Trilha:
Deus me livre de ser esse livro de uma página só. Essa melodia de poucas notas. Essa música só com refrão. Esse quadro monocromático, pintado amiúde. Eu sou inteiro em cada pedaço, em cada instante, em cada momento. Carrego em mim as dores e risos que o passado me trouxe. Não sou depósito, muito menos acumuladora de sensações. Apenas sei dizer que o passado passou. Isso é de uma fantasia catastrófica. O que passou é tão presente quanto o que virá. Eu já não embarco mais em alguns amores, só porque o passado me deu de presente dores que não quero reviver. E reconheço a fugacidade de promessas de amores eternos, que se vão na primeira oportunidade.

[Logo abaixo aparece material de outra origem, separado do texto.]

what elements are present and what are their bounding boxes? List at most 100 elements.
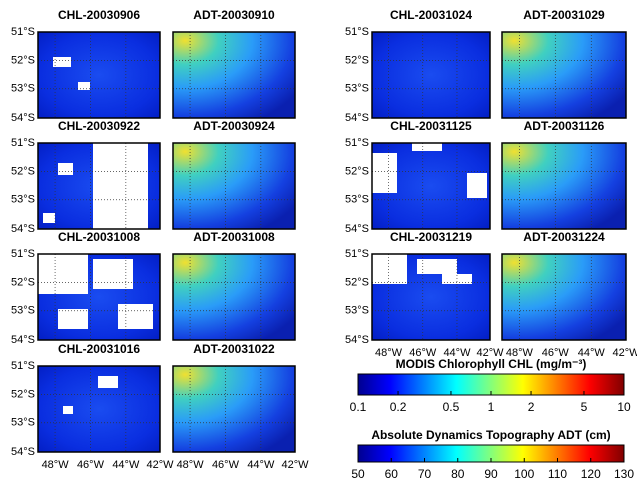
panel-title: ADT-20031022 — [193, 342, 275, 356]
y-tick-label: 52°S — [11, 54, 35, 66]
y-tick-label: 51°S — [11, 26, 35, 38]
colorbar-tick-label: 10 — [617, 400, 631, 414]
map-frame — [172, 253, 296, 341]
x-tick-label: 46°W — [212, 459, 240, 471]
x-tick-label: 48°W — [177, 459, 205, 471]
x-tick-label: 46°W — [409, 347, 437, 359]
map-image — [372, 32, 490, 118]
x-tick-label: 48°W — [375, 347, 403, 359]
cloud-mask — [372, 153, 397, 193]
cloud-mask — [372, 254, 407, 284]
y-tick-label: 51°S — [11, 137, 35, 149]
colorbar-title: Absolute Dynamics Topography ADT (cm) — [371, 428, 610, 442]
panel-title: CHL-20031125 — [390, 119, 472, 133]
panel-title: ADT-20031224 — [523, 230, 605, 244]
y-tick-label: 52°S — [345, 165, 369, 177]
map-frame — [371, 253, 491, 341]
colorbar-tick-label: 80 — [451, 467, 465, 481]
y-tick-label: 52°S — [11, 388, 35, 400]
y-tick-label: 53°S — [345, 83, 369, 95]
colorbar-tick-label: 0.2 — [390, 400, 407, 414]
colorbar-tick-label: 0.5 — [443, 400, 460, 414]
map-image — [502, 32, 626, 118]
map-image — [173, 32, 295, 118]
colorbar-tick-label: 110 — [548, 467, 567, 481]
panel-title: ADT-20030924 — [193, 119, 275, 133]
cloud-mask — [93, 143, 148, 229]
y-tick-label: 54°S — [345, 223, 369, 235]
colorbar-tick-label: 90 — [484, 467, 498, 481]
panel-title: CHL-20030906 — [58, 8, 140, 22]
cloud-mask — [467, 173, 487, 198]
map-image — [173, 366, 295, 452]
cloud-mask — [412, 143, 442, 151]
map-frame — [371, 31, 491, 119]
cloud-mask — [43, 213, 55, 223]
cloud-mask — [417, 259, 457, 274]
cloud-mask — [58, 309, 88, 329]
y-tick-label: 51°S — [11, 248, 35, 260]
map-frame — [371, 142, 491, 230]
map-image — [502, 254, 626, 340]
y-tick-label: 51°S — [345, 26, 369, 38]
x-tick-label: 44°W — [578, 347, 606, 359]
y-tick-label: 52°S — [345, 276, 369, 288]
cloud-mask — [118, 304, 153, 329]
y-tick-label: 51°S — [345, 248, 369, 260]
panel-title: ADT-20031126 — [524, 119, 605, 133]
panel-title: CHL-20030922 — [58, 119, 140, 133]
colorbar-tick-label: 0.1 — [350, 400, 367, 414]
y-tick-label: 52°S — [11, 276, 35, 288]
x-tick-label: 44°W — [443, 347, 471, 359]
cloud-mask — [93, 259, 133, 289]
y-tick-label: 51°S — [11, 360, 35, 372]
x-tick-label: 42°W — [476, 347, 504, 359]
map-image — [173, 143, 295, 229]
panel-title: CHL-20031219 — [390, 230, 472, 244]
x-tick-label: 42°W — [612, 347, 637, 359]
y-tick-label: 53°S — [345, 194, 369, 206]
x-tick-label: 48°W — [506, 347, 534, 359]
panel-title: CHL-20031024 — [390, 8, 472, 22]
colorbar-tick-label: 5 — [581, 400, 588, 414]
y-tick-label: 53°S — [11, 194, 35, 206]
y-tick-label: 54°S — [345, 334, 369, 346]
colorbar-title: MODIS Chlorophyll CHL (mg/m⁻³) — [396, 357, 587, 371]
colorbar-tick-label: 60 — [385, 467, 399, 481]
colorbar-tick-label: 130 — [614, 467, 634, 481]
cloud-mask — [63, 406, 73, 414]
colorbar-tick-label: 2 — [528, 400, 535, 414]
x-tick-label: 42°W — [281, 459, 309, 471]
panel-title: CHL-20031008 — [58, 230, 140, 244]
x-tick-label: 46°W — [542, 347, 570, 359]
map-image — [173, 254, 295, 340]
y-tick-label: 54°S — [11, 223, 35, 235]
panel-title: ADT-20031008 — [193, 230, 275, 244]
y-tick-label: 53°S — [11, 83, 35, 95]
map-frame — [501, 253, 627, 341]
cloud-mask — [78, 82, 90, 90]
y-tick-label: 52°S — [11, 165, 35, 177]
panel-title: ADT-20030910 — [193, 8, 275, 22]
map-frame — [501, 142, 627, 230]
cloud-mask — [53, 57, 71, 67]
y-tick-label: 52°S — [345, 54, 369, 66]
map-frame — [172, 31, 296, 119]
x-tick-label: 42°W — [146, 459, 174, 471]
map-image — [502, 143, 626, 229]
cloud-mask — [98, 376, 118, 388]
colorbar-tick-label: 100 — [514, 467, 534, 481]
colorbar-tick-label: 1 — [488, 400, 495, 414]
map-frame — [172, 142, 296, 230]
map-frame — [172, 365, 296, 453]
y-tick-label: 54°S — [11, 112, 35, 124]
map-frame — [37, 253, 161, 341]
y-tick-label: 53°S — [11, 305, 35, 317]
map-image — [38, 32, 160, 118]
cloud-mask — [58, 163, 73, 175]
map-frame — [37, 142, 161, 230]
panel-title: CHL-20031016 — [58, 342, 140, 356]
x-tick-label: 44°W — [247, 459, 275, 471]
y-tick-label: 54°S — [345, 112, 369, 124]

Como posso então fingir que o passado simplesmente passou? E que amanhã eu sou um papel em branco, sem rasuras, sem amasso, sem qualquer marca de tinta e nenhum traço? Sou essa escrita torta mesmo. E, algumas vezes, serei cifra indecifrável. Quem disse que precisa sempre fazer sentido pra ficar gravado? Alguns parágrafos, eu vou perder a coerência e me faltará coesão. Em outro, vai sobrar profundidade, mas vai faltar a tal da razão. Em algumas sentenças, não colocarei pontos finais. Deixarei reticências, que é pra se, por acaso, sentir saudade, eu poder continuar. Alguns verbos estão no infinito, justamente por não ainda não serem conjugados com alguém. E talvez nunca serão. Há mais verbos em mim que em qualquer gramática . E não posso exigir o mesmo dos outros. Afinal, pra alguns, eu não faço o menor sentido e-quer saber?- eu não faço mesmo.